Janine Massard : La petite monnaie des jours

jeudi 28 novembre 2013, par Martine Bousquet

Editions d’en bas, 2013

Après la table ronde organisée fin octobre 2013 par l’APA Toulouse et animée par Marie Hélène Roques : Romans, récits, représentations du travail en présence de Marie Didier ( Contre–visite), Hélène Duffau ( Lu, la madeleine de Nantes) et Janine Massard, je n’ai pu résister à acheter le roman autobiographique de cette dernière : La petite monnaie des jours Et je n’ai pas regretté, car comme le dit Gaston Cherpillot qui a préfacé son livre : « Janine voit clair et frappe juste... elle a plutôt la dent dure : je l’en félicite. »

Cette écrivaine suisse (vaudoise) née à Rolle en 1939 a reçu pour cet ouvrage le prix Schiller en 1986. Tour à tour éducatrice, vendeuse, téléphoniste, secrétaire, maîtresse d’école, elle se consacre à l’écriture depuis de nombreuses années. Son succès tient sans doute au fait qu’elle se fait la porte parole authentique de ceux qui ne s’expriment pas, ces mal nantis, ces honteux, ces obscurs d’une Suisse prospère souvent auto-satisfaite d’elle même.

Le roman est une chronique de la vie d’un village agricole du canton de Vaud dans les années 50 où les classes laborieuses commencent à voir se concrétiser le progrès. Le confort, la voiture ne sont plus des irréalités pour nantis. L’électroménager s’introduit dans les familles et transforme le rôle de la femme : de productrices, elles deviennent consommatrices. Tout au long du récit trois Parques sont là, et elles observent la vie s’agiter. Trois femmes qui surveillent par la fenêtre, enregistrent ce qui se déroule et commentent. Elles racontent leurs souvenirs aussi.
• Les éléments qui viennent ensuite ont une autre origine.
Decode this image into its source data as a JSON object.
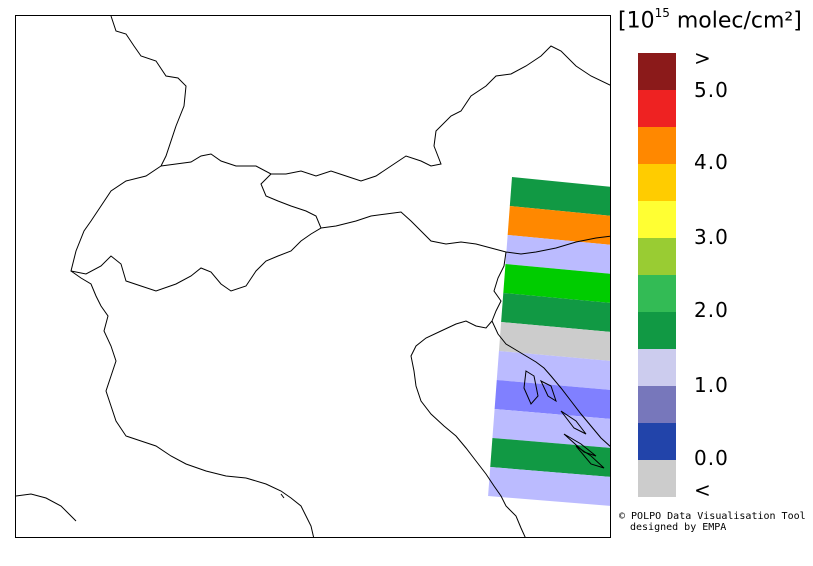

Il y a là une petite fille qui écoute et recueille le fil de leurs mots. Parfois elle questionne un peu pour démêler l’écheveau. A travers leurs yeux et leurs paroles, c’est une partie de la Suisse et de son passé qui revit. Ce livre raconte la vie de cette fillette, Jennifer, qui a aussi sa propre vision de la vie.

Progressivement, elle se construit, grandit et mûrit. Elle observe les difficultés de sa famille, le travail difficile de sa mère et de son père pour les nourrir. Elle apporte aussi sa part de travail. Puis elle réussit à aller au collège et sortir de son milieu. Devenant transfuge elle déclenchera l’ire des Parques, gardiennes du temps et des traditions.

C’est d’une écriture simple, imagée, vivante, parfois sévère et critique mais touchante que sont abordés sans drame les thèmes de la politique, des guerres, de la France, de la vie des hommes et des femmes, de leur misère de laissés-pour-compte.

Le livre qui vient d’être réédité en 2013 ne peut s’acheter qu’en Suisse ou sur Internet. Il est suivi d’un court récit lié à un événement du roman, un mémoire d’Eugène Kaupert : L’exécution de Jacob Lausseret né à Rolle en 1846 et de quelques réflexion sur la peine de mort.